Nas últimas semanas, a polilaminina tem ganhado as manchetes. A substância, desenvolvida pela Universidade Federal do Rio de Janeiro (UFRJ) em pesquisa coordenada pela professora Tatiana Sampaio, é testada para tratar lesões medulares agudas. A hipótese é que a molécula estimule a reconexão de neurônios, o que poderia favorecer a recuperação de movimentos, mas ainda não há resultados consistentes em humanos.
A repercussão acompanha a fase inicial dos estudos clínicos. A polilaminina está na fase 1, dedicada a avaliar segurança. A comunicação sobre esse estágio, porém, gerou expectativa pública com potencial para influenciar decisões de pacientes.
Diante disso, Francilene Procópio Garcia, presidente da SBPC, e Helena Bonciani Nader, líder da ABC, publicaram editorial conjunto. O texto enfatiza a necessidade de cautela, precisão e responsabilidade na divulgação de pesquisas em início de desenvolvimento.
Segundo o editorial, tecnologias experimentais costumam despertar esperanças legítimas, especialmente em doenças graves. No entanto, é fundamental evitar a construção de expectativas desproporcionais em relação ao estágio real de desenvolvimento científico.
O documento também ressalta que a eficácia e a segurança da polilaminina ainda precisam ser comprovadas. Não se trata de um tratamento comprovado nem de uma solução milagrosa, alertam as autoras.
Além disso, as autoras destacam a complexidade do caminho entre descobertas científicas, validação pré-clínica, ensaios clínicos e possível incorporação tecnológica. O processo depende de evidências consistentes e de validação regulatória rigorosa.

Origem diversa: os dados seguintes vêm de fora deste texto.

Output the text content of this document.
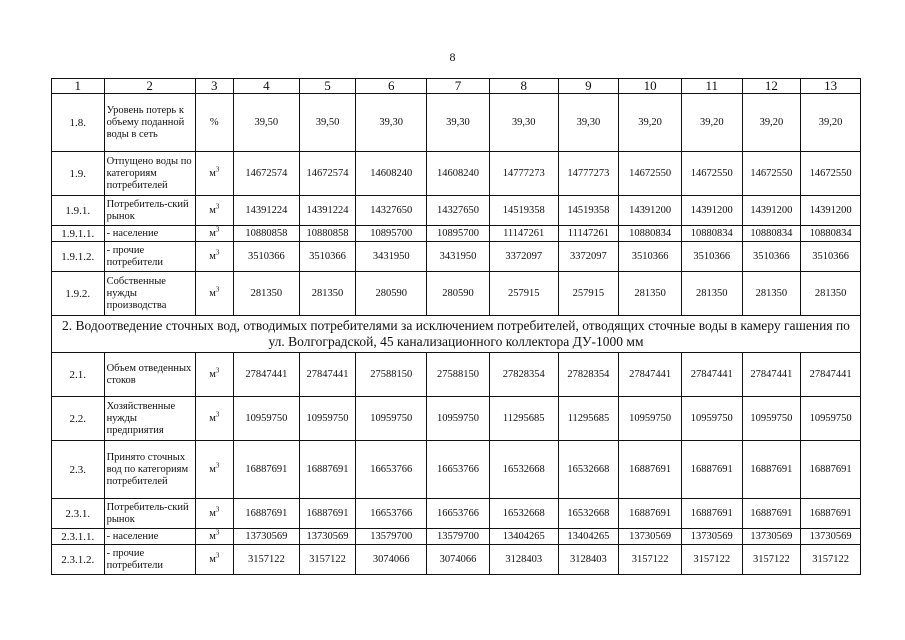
8
1	2	3	4	5	6	7	8	9	10	11	12	13
1.8.	Уровень потерь к объему поданной воды в сеть	%	39,50	39,50	39,30	39,30	39,30	39,30	39,20	39,20	39,20	39,20
1.9.	Отпущено воды по категориям потребителей	$м^3$	14672574	14672574	14608240	14608240	14777273	14777273	14672550	14672550	14672550	14672550
1.9.1.	Потребитель-ский рынок	$м^3$	14391224	14391224	14327650	14327650	14519358	14519358	14391200	14391200	14391200	14391200
1.9.1.1.	- население	$м^3$	10880858	10880858	10895700	10895700	11147261	11147261	10880834	10880834	10880834	10880834
1.9.1.2.	- прочие потребители	$м^3$	3510366	3510366	3431950	3431950	3372097	3372097	3510366	3510366	3510366	3510366
1.9.2.	Собственные нужды производства	$м^3$	281350	281350	280590	280590	257915	257915	281350	281350	281350	281350
2. Водоотведение сточных вод, отводимых потребителями за исключением потребителей, отводящих сточные воды в камеру гашения по ул. Волгоградской, 45 канализационного коллектора ДУ-1000 мм												
2.1.	Объем отведенных стоков	$м^3$	27847441	27847441	27588150	27588150	27828354	27828354	27847441	27847441	27847441	27847441
2.2.	Хозяйственные нужды предприятия	$м^3$	10959750	10959750	10959750	10959750	11295685	11295685	10959750	10959750	10959750	10959750
2.3.	Принято сточных вод по категориям потребителей	$м^3$	16887691	16887691	16653766	16653766	16532668	16532668	16887691	16887691	16887691	16887691
2.3.1.	Потребитель-ский рынок	$м^3$	16887691	16887691	16653766	16653766	16532668	16532668	16887691	16887691	16887691	16887691
2.3.1.1.	- население	$м^3$	13730569	13730569	13579700	13579700	13404265	13404265	13730569	13730569	13730569	13730569
2.3.1.2.	- прочие потребители	$м^3$	3157122	3157122	3074066	3074066	3128403	3128403	3157122	3157122	3157122	3157122
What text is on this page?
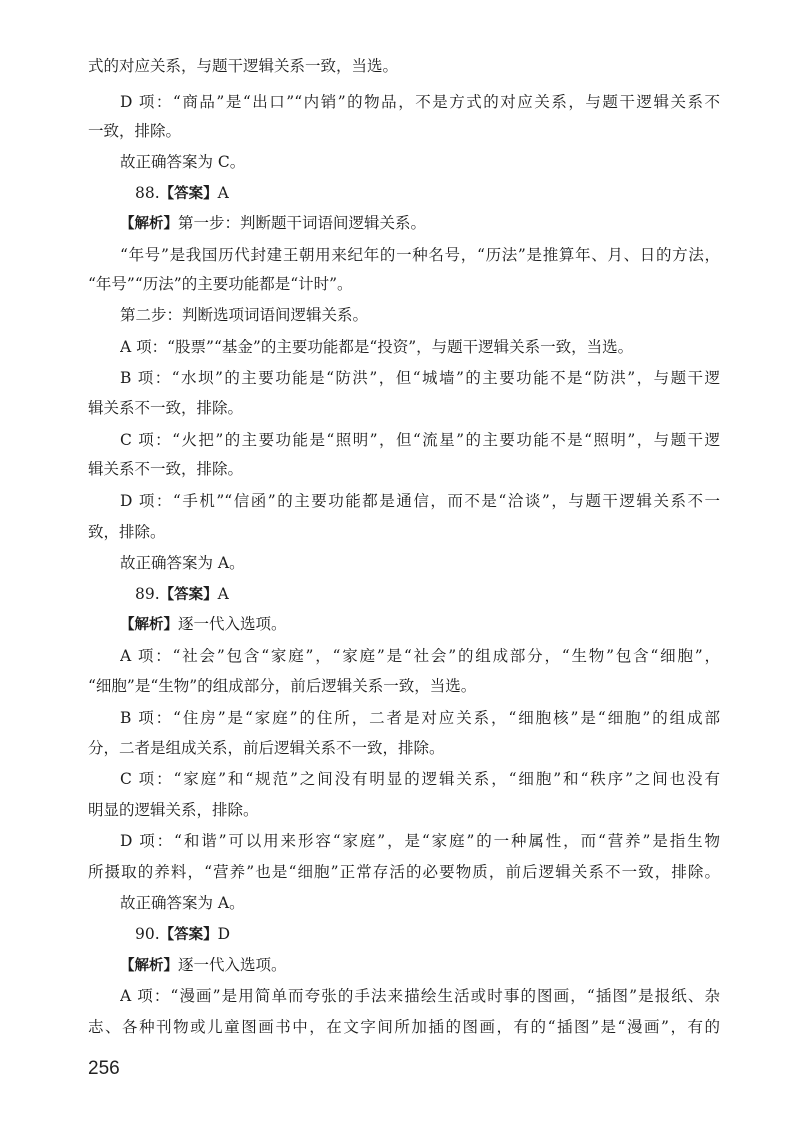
式的对应关系，与题干逻辑关系一致，当选。
D 项：“商品”是“出口”“内销”的物品，不是方式的对应关系，与题干逻辑关系不
一致，排除。
故正确答案为 C。
88.【答案】A
【解析】第一步：判断题干词语间逻辑关系。
“年号”是我国历代封建王朝用来纪年的一种名号，“历法”是推算年、月、日的方法，
“年号”“历法”的主要功能都是“计时”。
第二步：判断选项词语间逻辑关系。
A 项：“股票”“基金”的主要功能都是“投资”，与题干逻辑关系一致，当选。
B 项：“水坝”的主要功能是“防洪”，但“城墙”的主要功能不是“防洪”，与题干逻
辑关系不一致，排除。
C 项：“火把”的主要功能是“照明”，但“流星”的主要功能不是“照明”，与题干逻
辑关系不一致，排除。
D 项：“手机”“信函”的主要功能都是通信，而不是“洽谈”，与题干逻辑关系不一
致，排除。
故正确答案为 A。
89.【答案】A
【解析】逐一代入选项。
A 项：“社会”包含“家庭”，“家庭”是“社会”的组成部分，“生物”包含“细胞”，
“细胞”是“生物”的组成部分，前后逻辑关系一致，当选。
B 项：“住房”是“家庭”的住所，二者是对应关系，“细胞核”是“细胞”的组成部
分，二者是组成关系，前后逻辑关系不一致，排除。
C 项：“家庭”和“规范”之间没有明显的逻辑关系，“细胞”和“秩序”之间也没有
明显的逻辑关系，排除。
D 项：“和谐”可以用来形容“家庭”，是“家庭”的一种属性，而“营养”是指生物
所摄取的养料，“营养”也是“细胞”正常存活的必要物质，前后逻辑关系不一致，排除。
故正确答案为 A。
90.【答案】D
【解析】逐一代入选项。
A 项：“漫画”是用简单而夸张的手法来描绘生活或时事的图画，“插图”是报纸、杂
志、各种刊物或儿童图画书中，在文字间所加插的图画，有的“插图”是“漫画”，有的
256
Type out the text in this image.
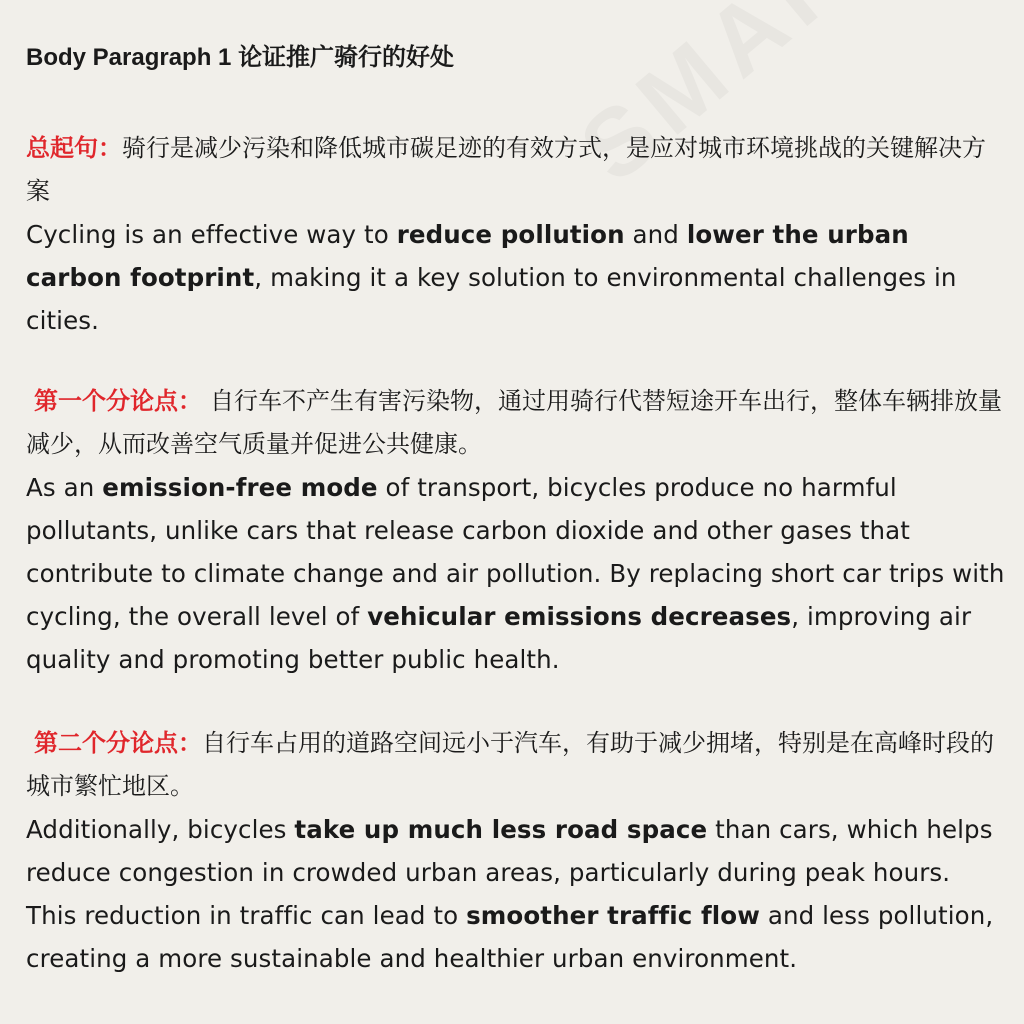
Body Paragraph 1 论证推广骑行的好处

总起句：骑行是减少污染和降低城市碳足迹的有效方式，是应对城市环境挑战的关键解决方案

Cycling is an effective way to reduce pollution and lower the urban carbon footprint, making it a key solution to environmental challenges in cities.

第一个分论点： 自行车不产生有害污染物，通过用骑行代替短途开车出行，整体车辆排放量减少，从而改善空气质量并促进公共健康。

As an emission-free mode of transport, bicycles produce no harmful pollutants, unlike cars that release carbon dioxide and other gases that contribute to climate change and air pollution. By replacing short car trips with cycling, the overall level of vehicular emissions decreases, improving air quality and promoting better public health.

第二个分论点：自行车占用的道路空间远小于汽车，有助于减少拥堵，特别是在高峰时段的城市繁忙地区。

Additionally, bicycles take up much less road space than cars, which helps reduce congestion in crowded urban areas, particularly during peak hours. This reduction in traffic can lead to smoother traffic flow and less pollution, creating a more sustainable and healthier urban environment.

Outro ponto é a fragilidade estrutural do Brasil na inovação em saúde. O editorial cita dificuldades para transformar pesquisas em aplicações clínicas devidamente regulamentadas e aponta a necessidade de integração entre pesquisa, regulação, hospitais e indústria.
As autoras defendem que tecnologias emergentes devem ser entendidas dentro de um ecossistema que envolve ciência pública, regulação, financiamento, propriedade intelectual e políticas de saúde, incluindo articulação com o SUS.
Por fim, o texto recomenda políticas públicas mais robustas para apoiar a ciência pública nacional, citando modelos dos Estados Unidos e da Europa como referência para uma gestão mais integrada e competitiva. Fonte: SBPC e ABC.